Он специально бередил их раны, говоря о самых тяжелых и страшных вещах. Ведь убедить местные общины в селениях можно было лишь тем, что им близко и знакомо. Перед ними бессмысленно плести кружево из красивых слов. Здесь требовалась максимальная доходчивость и эмоциональность.

-…Напомнить про вражду двух тейпов из верховьев горы Турег? Да-да, те тейпы, что режут друг друга уже почти полтора столетия. Больше четырех десятков мужчин погибло во взаимных потасовках и нападениях! Сорок здоровых мужиков, которые могли бы стать отцами! А из-за чего они враждовали напомнить⁈ — Ринат уже не говорил, а кричал, заведясь от абсурдности причины вражды. — Я вам, б…ь, напомню, если забыли! Курица, мать ее! Чертова курица! Они больше ста лет убивают друг друга из-за проклятого окорочка! Мы же сами себя убиваем… Так хотите и дальше жить⁈ Да?

Повисшее в воздухе молчание казалось могильным. Не раздавалось ни звука, ни шороха. Горцы, и так отличавшиеся сдержанностью, превратились в настоящие каменные статуи. Однако, несмотря на молчание толпы, Ринат чувствовал, что находится на верном пути. Его слова находили своего слушателя. Нужно было усиливать нажим, чтобы склонить большинство на свою сторону.

Найдя глазами молодежь — безусых парней, жмущихся позади основной массы жителей, он решил ударить по другой болевой точке — непомерно высокому размер свадебного калыма.

— Юноши, а вы что молчите? Или вам по нраву собирать свадебный калым десятилетиями⁈ А хватит ли терпения у вашей нареченной ждать вас⁈ Бобылями остаться хотите⁈ — «давил» он все сильнее, видя полное согласие со своими словами на лицах молодых горцев. — Или вы пойдете по другому пути⁈ Под покровом ночи, как разбойники, заберетесь в чужой дом и умыкнете понравившуюся вам девицу⁈ Да?

Он обличал эти вещи, называя их страшными и недостойными настоящего горца. Разве может быть доблестью похищение слабой женщины из ее родного дома, спрашивал он. Ни в коем случае, сразу же сам давал ответ. Это позорный поступок, оскорбление будущей жены, семьи и целого рода! Говоря об этом, Ринат плавно подводил их к тому, что многие положения адатов устарели и стали мешать людям.

— Почему вы, как неразумные дети, цепляетесь за адаты⁈ Ваши отцы и деды жили по ним, потому что не знали лучшего! Разве Священная Книга может быть плохой? Разве Шариат, созданный в полном соответствии со словами пророка Мухаммада, несет вам зло⁈ — Ринат, наконец, решил привлечь к спору и тяжёлую артиллерию в виде религиозных авторитетов. — Почему вы сопротивляетесь⁈ Опомнитесь, братья и сестры! Нет и не будет лучшего для мусульманина закона, чем Шариат! Он един, последователен, справедлив для все, независимо от твоего положения!

В конце своей речи в защиту нового закона он нанес еще один удар по адатам.

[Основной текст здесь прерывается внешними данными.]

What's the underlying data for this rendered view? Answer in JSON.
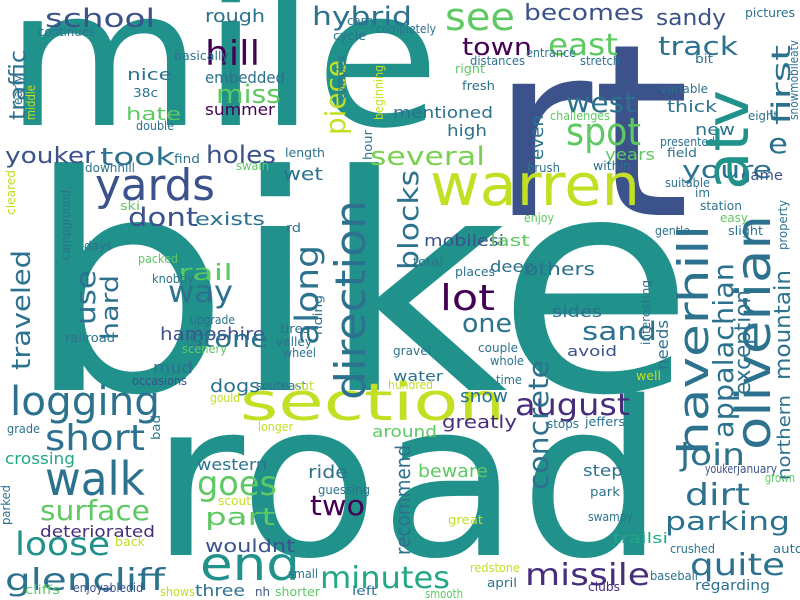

— Но я еще не все сказал, братья и сестры! — выкрикнул он, высоко поднимая руку и тем самым еще больше привлекая внимания к своим словам. — Каждой новой семье, что будет создана по законам Шариата, я, имама Шамиль, обязуюсь выплатить пять рублей серебром! За каждого ребенка, что появиться в таких семьях, я буду давать еще пять полновесных рублей. Всевышний радуется каждому малышу, что рождается на этой земле.

Да-да, выплата этих денег, некого средневекового материнского капитала, была еще его одной придумкой по развитию Кавказа. Этим шагом он пытался убить если не трех, то хотя бы двух зайцев: стимулировать рождаемость и повысить материальное положение семейных горцев. Ведь именно крайняя бедность и отсутствие иных источников зарабатывания денег толкали многих мужчин к участию в военных набегах. Получался настоящий замкнутый круг. Из-за бедности горцы шли в набеги на соседей или жителей равнин. Те отвечали тем же, что приводило к установлению вражды, недоверия между родами и народами, экономической разрухе и порванным хозяйственным связям.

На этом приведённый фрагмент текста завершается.